Il Municipio di Mendrisio ha presentato al Consiglio comunale un Messaggio per richiedere un credito suppletorio di 2 milioni di franchi, destinato alla partecipazione della Città nella nuova società Teleriscaldamento del Mendrisiotto SA, unitamente a Teris SA (Teleriscaldamento del Bellinzonese SA). Una società che sarà incaricata della realizzazione e della gestione della rete di teleriscaldamento a Mendrisio.
Il progetto
Il progetto prevede la costruzione di una centrale termica a biomassa legnosa a Coldrerio, su un terreno dell’Azienda cantonale dei rifiuti, e una rete di distribuzione di circa 3,5 chilometri, che consentiranno a diversi edifici (cantonali, comunali e privati) di approvvigionarsi con un vettore energetico rinnovabile per il riscaldamento.

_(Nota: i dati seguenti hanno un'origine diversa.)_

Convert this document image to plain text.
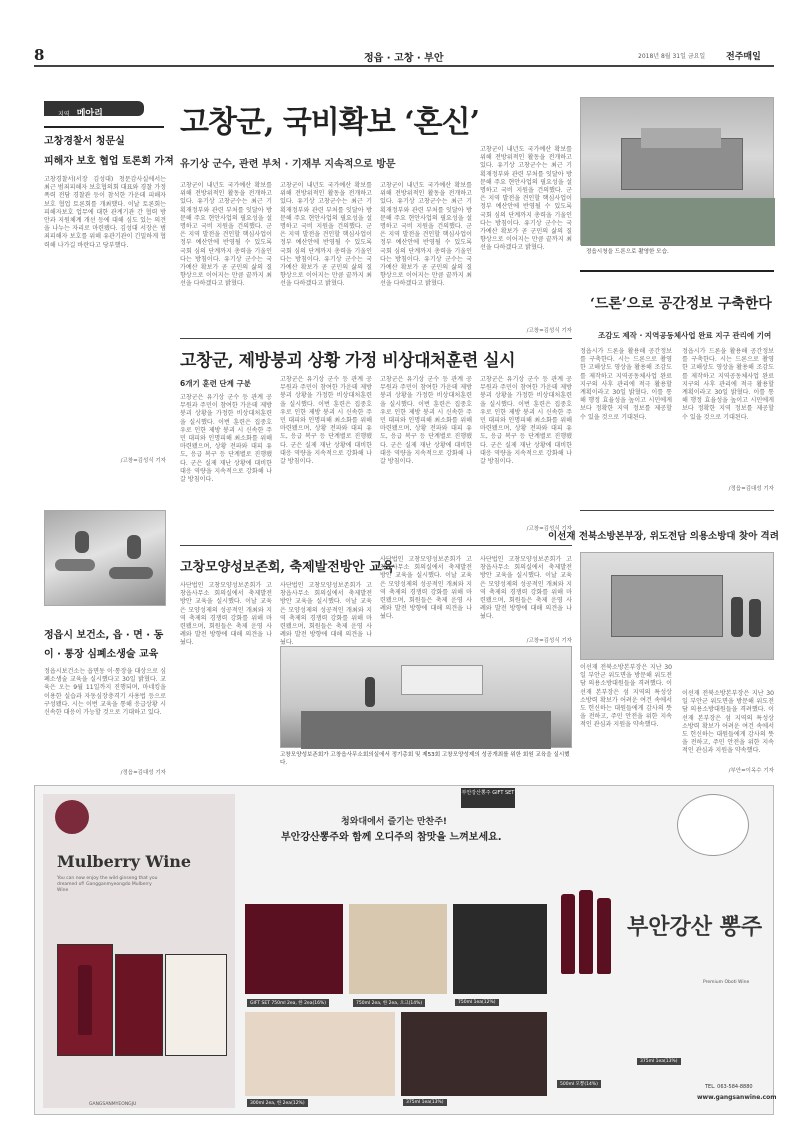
8	정읍 · 고창 · 부안	2018년 8월 31일 금요일 전주매일
지역 메아리
고창경찰서 청문실
피해자 보호 협업 토론회 가져
고창경찰서(서장 김성대) 청문감사실에서는 최근 범죄피해자 보호협의회 대표와 경찰 가정폭력 전담 경찰관 등이 참석한 가운데 피해자 보호 협업 토론회를 개최했다. 이날 토론회는 피해자보호 업무에 대한 관계기관 간 협력 방안과 지원체계 개선 등에 대해 심도 있는 의견을 나누는 자리로 마련됐다. 김성대 서장은 범죄피해자 보호를 위해 유관기관이 긴밀하게 협력해 나가길 바란다고 당부했다.
/고창=김성식 기자
정읍시 보건소, 읍 · 면 · 동
이 · 통장 심폐소생술 교육
정읍시보건소는 읍면동 이·통장을 대상으로 심폐소생술 교육을 실시했다고 30일 밝혔다. 교육은 오는 9월 11일까지 진행되며, 마네킹을 이용한 실습과 자동심장충격기 사용법 등으로 구성됐다. 시는 이번 교육을 통해 응급상황 시 신속한 대응이 가능할 것으로 기대하고 있다.
/정읍=김대성 기자
고창군, 국비확보 ‘혼신’
유기상 군수, 관련 부처 · 기재부 지속적으로 방문
고창군이 내년도 국가예산 확보를 위해 전방위적인 활동을 전개하고 있다. 유기상 고창군수는 최근 기획재정부와 관련 부처를 잇달아 방문해 주요 현안사업의 필요성을 설명하고 국비 지원을 건의했다. 군은 지역 발전을 견인할 핵심사업이 정부 예산안에 반영될 수 있도록 국회 심의 단계까지 총력을 기울인다는 방침이다. 유기상 군수는 국가예산 확보가 곧 군민의 삶의 질 향상으로 이어지는 만큼 끝까지 최선을 다하겠다고 밝혔다.
고창군이 내년도 국가예산 확보를 위해 전방위적인 활동을 전개하고 있다. 유기상 고창군수는 최근 기획재정부와 관련 부처를 잇달아 방문해 주요 현안사업의 필요성을 설명하고 국비 지원을 건의했다. 군은 지역 발전을 견인할 핵심사업이 정부 예산안에 반영될 수 있도록 국회 심의 단계까지 총력을 기울인다는 방침이다. 유기상 군수는 국가예산 확보가 곧 군민의 삶의 질 향상으로 이어지는 만큼 끝까지 최선을 다하겠다고 밝혔다.
고창군이 내년도 국가예산 확보를 위해 전방위적인 활동을 전개하고 있다. 유기상 고창군수는 최근 기획재정부와 관련 부처를 잇달아 방문해 주요 현안사업의 필요성을 설명하고 국비 지원을 건의했다. 군은 지역 발전을 견인할 핵심사업이 정부 예산안에 반영될 수 있도록 국회 심의 단계까지 총력을 기울인다는 방침이다. 유기상 군수는 국가예산 확보가 곧 군민의 삶의 질 향상으로 이어지는 만큼 끝까지 최선을 다하겠다고 밝혔다.
고창군이 내년도 국가예산 확보를 위해 전방위적인 활동을 전개하고 있다. 유기상 고창군수는 최근 기획재정부와 관련 부처를 잇달아 방문해 주요 현안사업의 필요성을 설명하고 국비 지원을 건의했다. 군은 지역 발전을 견인할 핵심사업이 정부 예산안에 반영될 수 있도록 국회 심의 단계까지 총력을 기울인다는 방침이다. 유기상 군수는 국가예산 확보가 곧 군민의 삶의 질 향상으로 이어지는 만큼 끝까지 최선을 다하겠다고 밝혔다.
/고창=김성식 기자
정읍시청을 드론으로 촬영한 모습.
‘드론’으로 공간정보 구축한다
조감도 제작 · 지역공동체사업 완료 지구 관리에 기여
정읍시가 드론을 활용해 공간정보를 구축한다. 시는 드론으로 촬영한 고해상도 영상을 활용해 조감도를 제작하고 지역공동체사업 완료 지구의 사후 관리에 적극 활용할 계획이라고 30일 밝혔다. 이를 통해 행정 효율성을 높이고 시민에게 보다 정확한 지역 정보를 제공할 수 있을 것으로 기대된다.
정읍시가 드론을 활용해 공간정보를 구축한다. 시는 드론으로 촬영한 고해상도 영상을 활용해 조감도를 제작하고 지역공동체사업 완료 지구의 사후 관리에 적극 활용할 계획이라고 30일 밝혔다. 이를 통해 행정 효율성을 높이고 시민에게 보다 정확한 지역 정보를 제공할 수 있을 것으로 기대된다.
/정읍=김대성 기자
고창군, 제방붕괴 상황 가정 비상대처훈련 실시
6개기 훈련 단계 구분
고창군은 유기상 군수 등 관계 공무원과 주민이 참여한 가운데 제방붕괴 상황을 가정한 비상대처훈련을 실시했다. 이번 훈련은 집중호우로 인한 제방 붕괴 시 신속한 주민 대피와 인명피해 최소화를 위해 마련됐으며, 상황 전파와 대피 유도, 응급 복구 등 단계별로 진행됐다. 군은 실제 재난 상황에 대비한 대응 역량을 지속적으로 강화해 나갈 방침이다.
고창군은 유기상 군수 등 관계 공무원과 주민이 참여한 가운데 제방붕괴 상황을 가정한 비상대처훈련을 실시했다. 이번 훈련은 집중호우로 인한 제방 붕괴 시 신속한 주민 대피와 인명피해 최소화를 위해 마련됐으며, 상황 전파와 대피 유도, 응급 복구 등 단계별로 진행됐다. 군은 실제 재난 상황에 대비한 대응 역량을 지속적으로 강화해 나갈 방침이다.
고창군은 유기상 군수 등 관계 공무원과 주민이 참여한 가운데 제방붕괴 상황을 가정한 비상대처훈련을 실시했다. 이번 훈련은 집중호우로 인한 제방 붕괴 시 신속한 주민 대피와 인명피해 최소화를 위해 마련됐으며, 상황 전파와 대피 유도, 응급 복구 등 단계별로 진행됐다. 군은 실제 재난 상황에 대비한 대응 역량을 지속적으로 강화해 나갈 방침이다.
고창군은 유기상 군수 등 관계 공무원과 주민이 참여한 가운데 제방붕괴 상황을 가정한 비상대처훈련을 실시했다. 이번 훈련은 집중호우로 인한 제방 붕괴 시 신속한 주민 대피와 인명피해 최소화를 위해 마련됐으며, 상황 전파와 대피 유도, 응급 복구 등 단계별로 진행됐다. 군은 실제 재난 상황에 대비한 대응 역량을 지속적으로 강화해 나갈 방침이다.
/고창=김성식 기자
고창모양성보존회, 축제발전방안 교육
사단법인 고창모양성보존회가 고창읍사무소 회의실에서 축제발전방안 교육을 실시했다. 이날 교육은 모양성제의 성공적인 개최와 지역 축제의 경쟁력 강화를 위해 마련됐으며, 회원들은 축제 운영 사례와 발전 방향에 대해 의견을 나눴다.
사단법인 고창모양성보존회가 고창읍사무소 회의실에서 축제발전방안 교육을 실시했다. 이날 교육은 모양성제의 성공적인 개최와 지역 축제의 경쟁력 강화를 위해 마련됐으며, 회원들은 축제 운영 사례와 발전 방향에 대해 의견을 나눴다.
사단법인 고창모양성보존회가 고창읍사무소 회의실에서 축제발전방안 교육을 실시했다. 이날 교육은 모양성제의 성공적인 개최와 지역 축제의 경쟁력 강화를 위해 마련됐으며, 회원들은 축제 운영 사례와 발전 방향에 대해 의견을 나눴다.
사단법인 고창모양성보존회가 고창읍사무소 회의실에서 축제발전방안 교육을 실시했다. 이날 교육은 모양성제의 성공적인 개최와 지역 축제의 경쟁력 강화를 위해 마련됐으며, 회원들은 축제 운영 사례와 발전 방향에 대해 의견을 나눴다.
/고창=김성식 기자
고창모양성보존회가 고창읍사무소회의실에서 정기총회 및 제53회 고창모양성제의 성공개최를 위한 회원 교육을 실시했다.
이선재 전북소방본부장, 위도전담 의용소방대 찾아 격려
이선재 전북소방본부장은 지난 30일 부안군 위도면을 방문해 위도전담 의용소방대원들을 격려했다. 이선재 본부장은 섬 지역의 특성상 소방력 확보가 어려운 여건 속에서도 헌신하는 대원들에게 감사의 뜻을 전하고, 주민 안전을 위한 지속적인 관심과 지원을 약속했다.
이선재 전북소방본부장은 지난 30일 부안군 위도면을 방문해 위도전담 의용소방대원들을 격려했다. 이선재 본부장은 섬 지역의 특성상 소방력 확보가 어려운 여건 속에서도 헌신하는 대원들에게 감사의 뜻을 전하고, 주민 안전을 위한 지속적인 관심과 지원을 약속했다.
/부안=이옥수 기자
Mulberry Wine
You can now enjoy the wild ginseng that you dreamed of! Gangganmyeongdo Mulberry Wine
부안강산뽕주 GIFT SET
청와대에서 즐기는 만찬주!
부안강산뽕주와 함께 오디주의 참맛을 느껴보세요.
GIFT SET 750ml 2ea, 한 2ea(16%)	750ml 2ea, 한 2ea, 오크(14%)	750ml 1ea(12%)
300ml 2ea, 한 2ea(12%)	375ml 1ea(13%)
부안강산 뽕주
Premium Oboti Wine
500ml 모뽕(14%)
375ml 1ea(13%)
TEL. 063-584-8880
www.gangsanwine.com
GANGSANMYEONGJU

Inizialmente la rete sarà sviluppata nel comparto di Casvegno, per poi estendersi lungo via Maspoli e raggiungere via Turcino. I clienti principali saranno stabili cantonali, che rappresentano oltre metà del fabbisogno previsto. In seguito la rete raggiungerà scuole, l'ospedale, istituti accademici e, in un secondo tempo, anche edifici privati. A pieno regime, la centrale produrrà circa 20 mila MWh all’anno, con una riduzione stimata di 2’750 tonnellate di CO₂. Il costo per l’utente finale dovrebbe aggirarsi sui 15 centesimi per kWh, competitivo rispetto ai combustibili fossili.

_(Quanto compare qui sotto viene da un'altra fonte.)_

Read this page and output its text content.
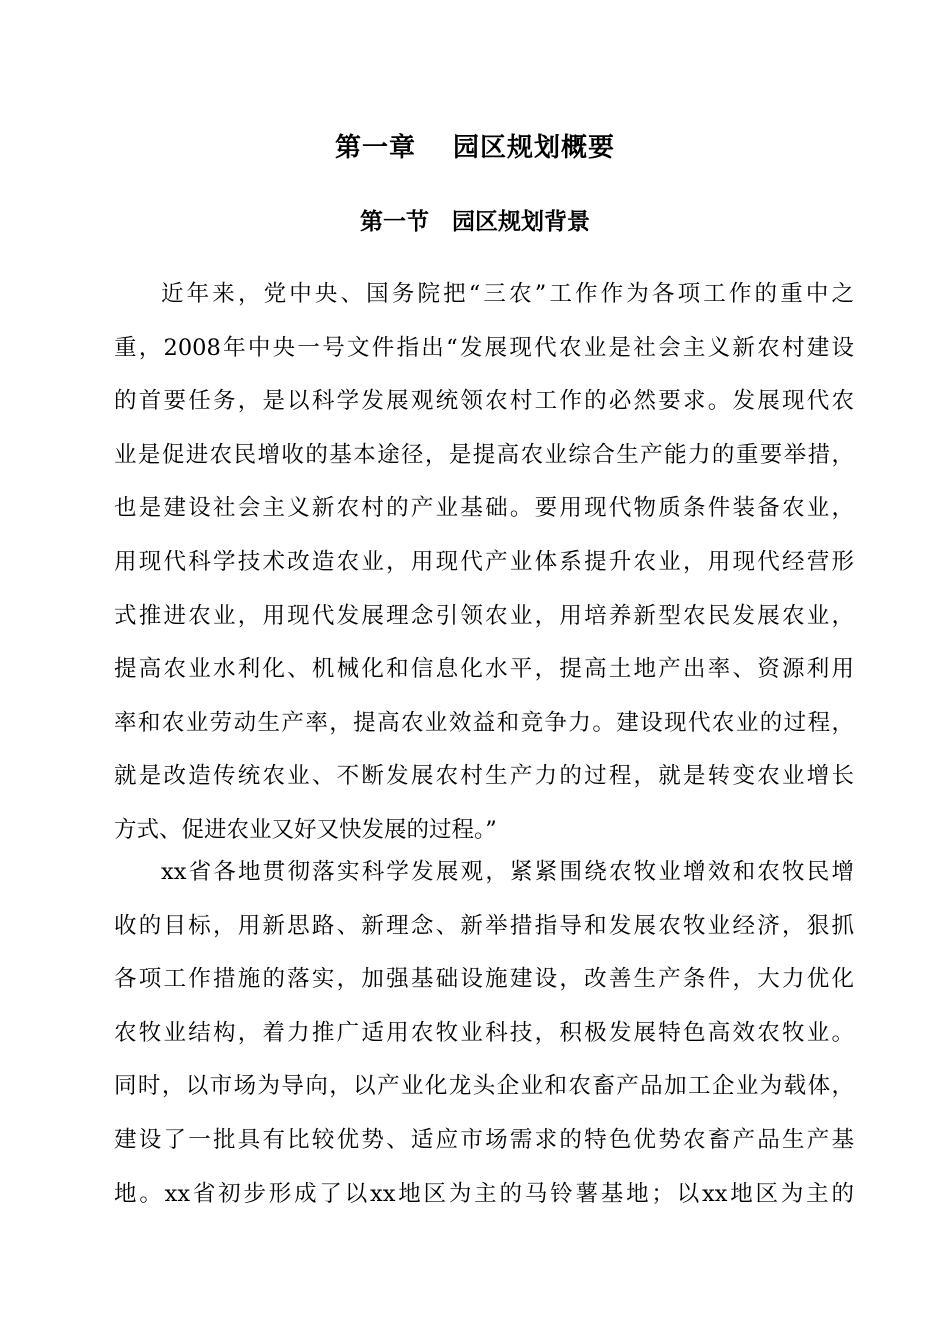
第一章　 园区规划概要
第一节　园区规划背景
近年来，党中央、国务院把“三农”工作作为各项工作的重中之
重，2008年中央一号文件指出“发展现代农业是社会主义新农村建设
的首要任务，是以科学发展观统领农村工作的必然要求。发展现代农
业是促进农民增收的基本途径，是提高农业综合生产能力的重要举措，
也是建设社会主义新农村的产业基础。要用现代物质条件装备农业，
用现代科学技术改造农业，用现代产业体系提升农业，用现代经营形
式推进农业，用现代发展理念引领农业，用培养新型农民发展农业，
提高农业水利化、机械化和信息化水平，提高土地产出率、资源利用
率和农业劳动生产率，提高农业效益和竞争力。建设现代农业的过程，
就是改造传统农业、不断发展农村生产力的过程，就是转变农业增长
方式、促进农业又好又快发展的过程。”
xx省各地贯彻落实科学发展观，紧紧围绕农牧业增效和农牧民增
收的目标，用新思路、新理念、新举措指导和发展农牧业经济，狠抓
各项工作措施的落实，加强基础设施建设，改善生产条件，大力优化
农牧业结构，着力推广适用农牧业科技，积极发展特色高效农牧业。
同时，以市场为导向，以产业化龙头企业和农畜产品加工企业为载体，
建设了一批具有比较优势、适应市场需求的特色优势农畜产品生产基
地。xx省初步形成了以xx地区为主的马铃薯基地；以xx地区为主的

Pareggio dal quarto anno di esercizio
Il costo complessivo dell’opera ammonta a 22,9 milioni di franchi, coperti da incentivi cantonali, contributi di allacciamento, capitale proprio e prestiti bancari. Il business plan prevede il pareggio a partire dal quarto anno di esercizio. Il progetto, sottolinea il Municipio, si allinea con le linee guida della Strategia Mendrisio 2035 e riduce la dipendenza dalle fonti fossili, valorizza le risorse locali e migliora la qualità dell’aria.